Testosterone therapy does not increase heart attack risk, study shows
Testosterone prescriptions for older men in the United States have increased more than three-fold over the past decade. Recent studies linking testosterone use with increased risk of heart attack and stroke have caused widespread concern among patients and their families. A new U.S.-based study of more than 25,000 older men shows that testosterone therapy does not increase men's risk for heart attack.
The study, conducted by researchers at the University of Texas Medical Branch at Galveston, examined 25,420 Medicare beneficiaries 66 years or older treated with testosterone for up to eight years. It appears in the July 2 issue of the Annals of Pharmacotherapy.
"Our investigation was motivated by a growing concern, in the U.S. and internationally, that testosterone therapy increases men's risk for cardiovascular disease, specifically heart attack and stroke," said Jacques Baillargeon, UTMB associate professor of epidemiology in the Department of Preventive Medicine and Community Health and lead author of the study. "This concern has increased in the last few years based on the results of a clinical trial and two observational studies," he said. "It is important to note, however, that there is a large body of evidence that is consistent with our finding of no increased risk of heart attack associated with testosterone use."
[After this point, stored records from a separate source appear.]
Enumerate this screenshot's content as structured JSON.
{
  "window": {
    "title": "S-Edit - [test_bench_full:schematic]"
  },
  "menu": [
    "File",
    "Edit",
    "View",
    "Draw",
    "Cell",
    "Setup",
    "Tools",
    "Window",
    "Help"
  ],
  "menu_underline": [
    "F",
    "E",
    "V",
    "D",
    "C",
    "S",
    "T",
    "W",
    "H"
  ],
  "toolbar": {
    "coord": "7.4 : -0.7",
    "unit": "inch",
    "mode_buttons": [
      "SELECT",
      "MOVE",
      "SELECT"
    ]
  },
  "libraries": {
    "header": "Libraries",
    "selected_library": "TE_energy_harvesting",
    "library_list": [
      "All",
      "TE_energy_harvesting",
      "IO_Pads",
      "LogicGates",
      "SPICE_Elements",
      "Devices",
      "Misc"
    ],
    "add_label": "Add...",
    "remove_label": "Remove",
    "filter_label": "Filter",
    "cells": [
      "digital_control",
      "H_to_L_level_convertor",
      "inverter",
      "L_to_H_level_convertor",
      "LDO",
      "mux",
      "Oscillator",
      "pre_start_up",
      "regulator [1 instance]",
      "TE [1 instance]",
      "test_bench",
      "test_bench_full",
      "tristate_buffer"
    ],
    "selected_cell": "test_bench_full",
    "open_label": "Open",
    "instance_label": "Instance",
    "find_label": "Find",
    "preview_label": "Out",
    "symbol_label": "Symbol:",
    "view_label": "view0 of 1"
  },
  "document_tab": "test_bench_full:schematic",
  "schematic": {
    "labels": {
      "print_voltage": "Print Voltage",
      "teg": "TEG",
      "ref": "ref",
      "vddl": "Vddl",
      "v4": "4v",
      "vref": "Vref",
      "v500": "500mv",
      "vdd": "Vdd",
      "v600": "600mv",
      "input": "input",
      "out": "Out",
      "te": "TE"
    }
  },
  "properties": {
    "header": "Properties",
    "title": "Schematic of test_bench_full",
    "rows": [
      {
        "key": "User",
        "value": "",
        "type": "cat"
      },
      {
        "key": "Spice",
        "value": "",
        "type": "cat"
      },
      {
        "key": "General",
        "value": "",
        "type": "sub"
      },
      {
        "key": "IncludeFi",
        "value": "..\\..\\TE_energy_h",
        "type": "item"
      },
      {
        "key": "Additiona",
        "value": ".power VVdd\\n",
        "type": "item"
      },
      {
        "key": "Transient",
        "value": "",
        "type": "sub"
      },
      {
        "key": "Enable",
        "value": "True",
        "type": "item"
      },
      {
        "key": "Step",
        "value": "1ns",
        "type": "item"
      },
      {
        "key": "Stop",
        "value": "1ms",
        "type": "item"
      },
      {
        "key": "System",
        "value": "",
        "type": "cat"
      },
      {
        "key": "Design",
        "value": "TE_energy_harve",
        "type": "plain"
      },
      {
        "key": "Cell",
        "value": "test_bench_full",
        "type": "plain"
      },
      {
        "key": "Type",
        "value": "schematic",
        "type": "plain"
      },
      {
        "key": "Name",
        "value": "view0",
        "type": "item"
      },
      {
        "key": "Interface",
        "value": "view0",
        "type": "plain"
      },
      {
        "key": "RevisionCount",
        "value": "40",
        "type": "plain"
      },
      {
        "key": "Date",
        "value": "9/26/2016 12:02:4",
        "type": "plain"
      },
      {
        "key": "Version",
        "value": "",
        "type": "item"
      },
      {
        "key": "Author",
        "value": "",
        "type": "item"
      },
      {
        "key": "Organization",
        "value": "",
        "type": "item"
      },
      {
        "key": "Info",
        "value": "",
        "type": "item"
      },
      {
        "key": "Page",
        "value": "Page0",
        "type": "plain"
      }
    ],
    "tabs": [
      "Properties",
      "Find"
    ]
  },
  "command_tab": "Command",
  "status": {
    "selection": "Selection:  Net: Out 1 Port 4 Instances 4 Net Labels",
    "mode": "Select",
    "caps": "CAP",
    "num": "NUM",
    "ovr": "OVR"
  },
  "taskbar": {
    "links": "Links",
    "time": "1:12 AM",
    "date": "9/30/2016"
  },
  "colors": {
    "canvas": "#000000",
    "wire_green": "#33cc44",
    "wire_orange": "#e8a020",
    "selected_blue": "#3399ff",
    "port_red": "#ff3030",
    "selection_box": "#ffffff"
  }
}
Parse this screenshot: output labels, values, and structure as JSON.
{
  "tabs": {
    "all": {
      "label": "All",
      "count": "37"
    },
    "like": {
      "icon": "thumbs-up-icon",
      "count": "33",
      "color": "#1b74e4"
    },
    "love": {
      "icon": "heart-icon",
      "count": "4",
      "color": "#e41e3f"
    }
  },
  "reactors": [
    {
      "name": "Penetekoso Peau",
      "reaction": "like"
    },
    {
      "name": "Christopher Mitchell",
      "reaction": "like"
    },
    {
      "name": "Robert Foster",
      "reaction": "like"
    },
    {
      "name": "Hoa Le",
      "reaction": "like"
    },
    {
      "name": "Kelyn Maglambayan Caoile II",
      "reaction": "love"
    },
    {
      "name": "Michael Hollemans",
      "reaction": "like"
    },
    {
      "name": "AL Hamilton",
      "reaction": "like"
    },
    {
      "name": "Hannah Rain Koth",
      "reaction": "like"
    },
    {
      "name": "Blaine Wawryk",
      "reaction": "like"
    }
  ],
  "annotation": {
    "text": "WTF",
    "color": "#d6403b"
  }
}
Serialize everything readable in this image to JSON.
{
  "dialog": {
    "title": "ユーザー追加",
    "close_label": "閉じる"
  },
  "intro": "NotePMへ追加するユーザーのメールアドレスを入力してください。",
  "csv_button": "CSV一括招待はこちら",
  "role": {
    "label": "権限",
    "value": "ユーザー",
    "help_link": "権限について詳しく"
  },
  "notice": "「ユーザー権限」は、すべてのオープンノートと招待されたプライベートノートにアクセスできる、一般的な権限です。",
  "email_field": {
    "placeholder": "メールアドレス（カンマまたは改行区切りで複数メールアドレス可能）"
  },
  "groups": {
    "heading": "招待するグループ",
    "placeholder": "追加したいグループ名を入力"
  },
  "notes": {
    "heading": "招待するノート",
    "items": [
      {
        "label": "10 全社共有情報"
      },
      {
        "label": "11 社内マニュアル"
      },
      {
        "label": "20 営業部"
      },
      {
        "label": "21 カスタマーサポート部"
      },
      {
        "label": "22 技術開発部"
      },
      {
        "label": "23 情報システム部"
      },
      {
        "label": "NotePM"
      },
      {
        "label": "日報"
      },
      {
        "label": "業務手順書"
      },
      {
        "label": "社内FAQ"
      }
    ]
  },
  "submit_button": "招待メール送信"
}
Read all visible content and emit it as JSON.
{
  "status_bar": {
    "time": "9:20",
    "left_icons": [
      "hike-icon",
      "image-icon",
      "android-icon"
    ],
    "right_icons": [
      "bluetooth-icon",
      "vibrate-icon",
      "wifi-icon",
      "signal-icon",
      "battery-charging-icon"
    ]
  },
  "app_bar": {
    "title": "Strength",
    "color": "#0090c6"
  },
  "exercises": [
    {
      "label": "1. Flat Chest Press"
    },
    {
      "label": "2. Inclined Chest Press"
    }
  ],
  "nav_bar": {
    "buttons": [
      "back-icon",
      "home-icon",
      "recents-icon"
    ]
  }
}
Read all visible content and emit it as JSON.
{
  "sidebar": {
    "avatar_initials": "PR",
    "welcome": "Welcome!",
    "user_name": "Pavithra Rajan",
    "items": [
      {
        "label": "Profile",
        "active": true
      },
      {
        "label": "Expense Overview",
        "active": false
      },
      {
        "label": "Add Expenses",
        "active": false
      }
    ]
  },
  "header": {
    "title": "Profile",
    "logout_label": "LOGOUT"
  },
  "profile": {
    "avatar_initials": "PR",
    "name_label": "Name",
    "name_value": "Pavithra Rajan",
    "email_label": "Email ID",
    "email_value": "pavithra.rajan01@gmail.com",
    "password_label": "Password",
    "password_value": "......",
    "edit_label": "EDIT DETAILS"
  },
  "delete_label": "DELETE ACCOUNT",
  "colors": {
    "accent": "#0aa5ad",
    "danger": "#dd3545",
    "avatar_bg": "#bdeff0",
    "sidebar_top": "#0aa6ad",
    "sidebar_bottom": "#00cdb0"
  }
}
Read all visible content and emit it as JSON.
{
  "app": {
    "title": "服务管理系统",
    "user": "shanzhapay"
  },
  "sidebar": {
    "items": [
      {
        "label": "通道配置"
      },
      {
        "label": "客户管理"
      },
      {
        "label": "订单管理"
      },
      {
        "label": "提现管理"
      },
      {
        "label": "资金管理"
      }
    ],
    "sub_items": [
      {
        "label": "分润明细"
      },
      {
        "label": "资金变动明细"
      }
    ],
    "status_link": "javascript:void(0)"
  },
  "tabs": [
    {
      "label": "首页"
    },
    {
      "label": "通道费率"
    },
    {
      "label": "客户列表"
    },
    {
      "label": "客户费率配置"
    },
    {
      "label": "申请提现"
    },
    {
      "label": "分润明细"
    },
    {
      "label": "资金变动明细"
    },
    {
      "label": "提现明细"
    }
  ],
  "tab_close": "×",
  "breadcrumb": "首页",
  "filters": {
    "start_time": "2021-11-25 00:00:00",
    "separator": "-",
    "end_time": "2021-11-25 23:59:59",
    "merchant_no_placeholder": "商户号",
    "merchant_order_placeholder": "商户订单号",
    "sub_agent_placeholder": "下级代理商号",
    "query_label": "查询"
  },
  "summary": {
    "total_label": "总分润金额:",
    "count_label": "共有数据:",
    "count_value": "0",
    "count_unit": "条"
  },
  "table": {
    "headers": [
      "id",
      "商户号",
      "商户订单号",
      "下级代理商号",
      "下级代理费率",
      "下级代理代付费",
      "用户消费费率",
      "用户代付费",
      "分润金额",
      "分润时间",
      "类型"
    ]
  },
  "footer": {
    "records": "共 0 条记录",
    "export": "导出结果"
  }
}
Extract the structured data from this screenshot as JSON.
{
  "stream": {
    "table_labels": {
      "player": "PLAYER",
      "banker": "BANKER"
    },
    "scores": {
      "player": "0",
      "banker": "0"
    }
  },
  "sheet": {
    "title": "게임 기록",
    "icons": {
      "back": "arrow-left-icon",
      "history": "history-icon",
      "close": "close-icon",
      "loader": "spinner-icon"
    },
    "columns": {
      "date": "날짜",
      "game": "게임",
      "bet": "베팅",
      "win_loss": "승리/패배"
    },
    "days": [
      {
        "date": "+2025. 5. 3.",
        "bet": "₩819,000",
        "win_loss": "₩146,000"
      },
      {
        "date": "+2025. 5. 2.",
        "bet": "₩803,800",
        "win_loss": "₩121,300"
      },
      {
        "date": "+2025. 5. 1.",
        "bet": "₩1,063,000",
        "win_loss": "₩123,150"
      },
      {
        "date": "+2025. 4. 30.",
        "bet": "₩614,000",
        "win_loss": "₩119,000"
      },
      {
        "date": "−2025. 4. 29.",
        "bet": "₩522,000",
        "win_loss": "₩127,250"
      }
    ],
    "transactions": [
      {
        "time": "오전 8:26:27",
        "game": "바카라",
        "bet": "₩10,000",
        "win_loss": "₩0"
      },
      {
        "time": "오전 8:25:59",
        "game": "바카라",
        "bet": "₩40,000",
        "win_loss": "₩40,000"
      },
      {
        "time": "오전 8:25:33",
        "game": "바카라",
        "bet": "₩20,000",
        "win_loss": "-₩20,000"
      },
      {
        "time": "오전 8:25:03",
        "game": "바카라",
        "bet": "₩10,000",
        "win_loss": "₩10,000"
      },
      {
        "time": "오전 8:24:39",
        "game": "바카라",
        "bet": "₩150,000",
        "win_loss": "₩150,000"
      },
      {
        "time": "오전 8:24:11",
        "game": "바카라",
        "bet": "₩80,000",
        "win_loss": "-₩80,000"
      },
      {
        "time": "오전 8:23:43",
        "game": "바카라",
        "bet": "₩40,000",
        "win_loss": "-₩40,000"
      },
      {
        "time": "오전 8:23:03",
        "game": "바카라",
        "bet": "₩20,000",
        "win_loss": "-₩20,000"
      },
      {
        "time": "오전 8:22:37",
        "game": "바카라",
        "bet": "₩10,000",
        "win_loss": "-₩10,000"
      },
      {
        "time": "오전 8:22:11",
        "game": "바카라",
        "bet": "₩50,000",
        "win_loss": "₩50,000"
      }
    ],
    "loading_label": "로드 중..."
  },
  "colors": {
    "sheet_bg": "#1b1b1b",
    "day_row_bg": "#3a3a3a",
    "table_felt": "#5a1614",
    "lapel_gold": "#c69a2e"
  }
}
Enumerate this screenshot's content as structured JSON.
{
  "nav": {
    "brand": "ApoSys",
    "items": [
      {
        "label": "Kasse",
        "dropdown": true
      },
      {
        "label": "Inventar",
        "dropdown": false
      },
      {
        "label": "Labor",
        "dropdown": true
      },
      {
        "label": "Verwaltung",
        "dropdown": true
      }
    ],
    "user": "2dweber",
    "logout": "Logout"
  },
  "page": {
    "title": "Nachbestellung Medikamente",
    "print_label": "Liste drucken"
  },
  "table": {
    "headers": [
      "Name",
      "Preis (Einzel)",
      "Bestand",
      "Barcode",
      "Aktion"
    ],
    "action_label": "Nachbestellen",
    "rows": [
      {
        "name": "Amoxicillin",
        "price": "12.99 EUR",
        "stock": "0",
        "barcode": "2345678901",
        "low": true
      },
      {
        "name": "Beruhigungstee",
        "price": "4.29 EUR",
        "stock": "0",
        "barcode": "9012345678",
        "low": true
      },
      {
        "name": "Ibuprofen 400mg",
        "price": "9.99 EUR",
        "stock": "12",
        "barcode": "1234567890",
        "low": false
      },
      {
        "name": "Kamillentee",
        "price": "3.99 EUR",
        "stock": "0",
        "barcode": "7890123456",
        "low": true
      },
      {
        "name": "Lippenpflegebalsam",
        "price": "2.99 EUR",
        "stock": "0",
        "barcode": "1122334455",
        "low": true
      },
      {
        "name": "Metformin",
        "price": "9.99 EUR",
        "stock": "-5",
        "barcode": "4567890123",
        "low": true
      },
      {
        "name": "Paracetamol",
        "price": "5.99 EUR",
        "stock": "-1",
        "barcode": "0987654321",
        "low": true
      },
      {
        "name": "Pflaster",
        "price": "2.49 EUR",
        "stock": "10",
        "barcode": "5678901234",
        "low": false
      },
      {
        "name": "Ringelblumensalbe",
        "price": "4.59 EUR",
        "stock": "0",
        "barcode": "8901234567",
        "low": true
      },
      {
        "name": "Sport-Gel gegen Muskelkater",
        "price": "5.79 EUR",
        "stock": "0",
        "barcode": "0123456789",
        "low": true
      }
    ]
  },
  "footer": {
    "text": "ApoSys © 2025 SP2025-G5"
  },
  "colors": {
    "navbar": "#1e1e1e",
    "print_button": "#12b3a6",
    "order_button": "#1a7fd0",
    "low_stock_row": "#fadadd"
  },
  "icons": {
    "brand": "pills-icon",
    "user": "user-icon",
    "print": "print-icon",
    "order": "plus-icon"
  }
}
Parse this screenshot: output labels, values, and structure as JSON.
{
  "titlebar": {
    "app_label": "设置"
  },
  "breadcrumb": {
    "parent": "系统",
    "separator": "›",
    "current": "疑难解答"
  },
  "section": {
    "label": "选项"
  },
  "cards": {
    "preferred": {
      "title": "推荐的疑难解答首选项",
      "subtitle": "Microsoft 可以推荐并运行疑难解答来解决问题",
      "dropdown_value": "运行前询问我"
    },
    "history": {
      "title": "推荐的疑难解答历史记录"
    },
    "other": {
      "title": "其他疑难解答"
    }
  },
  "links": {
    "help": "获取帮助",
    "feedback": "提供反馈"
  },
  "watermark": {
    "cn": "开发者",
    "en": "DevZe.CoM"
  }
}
In recent years, the testosterone therapy market has grown to $1.6 billion annually as men seek to supplement low testosterone counts with products that may increase muscle tone and sex drive. Previous safety investigations presented conflicting findings. A few of these studies suggest testosterone is linked with increased risk of heart attack, although some critics have questioned the quality of these data. Doctors, researchers and government agencies all agree that more research into this issue is necessary.
The Food and Drug Administration decided June 20 to expand labeling on testosterone products to include a general warning about the risk of blood clots in veins. The FDA and European Medicines Agency are also further examining the safety of these products. This newest FDA warning comes shortly after the announcement that several testosterone treatment manufacturers, including Abbott Laboratories, AbbVie Inc., Eli Lilly and Company, Pfizer and Actavis, are facing a consolidated multidistrict litigation in Federal Court based on claims that they hid the risks of using testosterone treatments.
This new UTMB study evaluated enrollment and claims Medicare data for a clinically and socioeconomically diverse national sample treated with testosterone from 1997-2005. Men of the same age, race, Medicaid eligibility, and health status who did not receive testosterone therapy were used as a control group for comparison.
The analyses show that testosterone therapy was not associated with an increased risk of heart attack. Further, testosterone users with a higher probability of cardiovascular problems had a lower rate of heart attacks in comparison to equivalent patients who did not receive testosterone therapy.
"This is a rigorous analysis of a large number of patients," said Baillargeon. "Our findings did not show an increased risk of heart attack associated with testosterone use in older men," he said. "However, large–scale, randomized clinical trials will provide more definitive evidence regarding these risks in the coming years."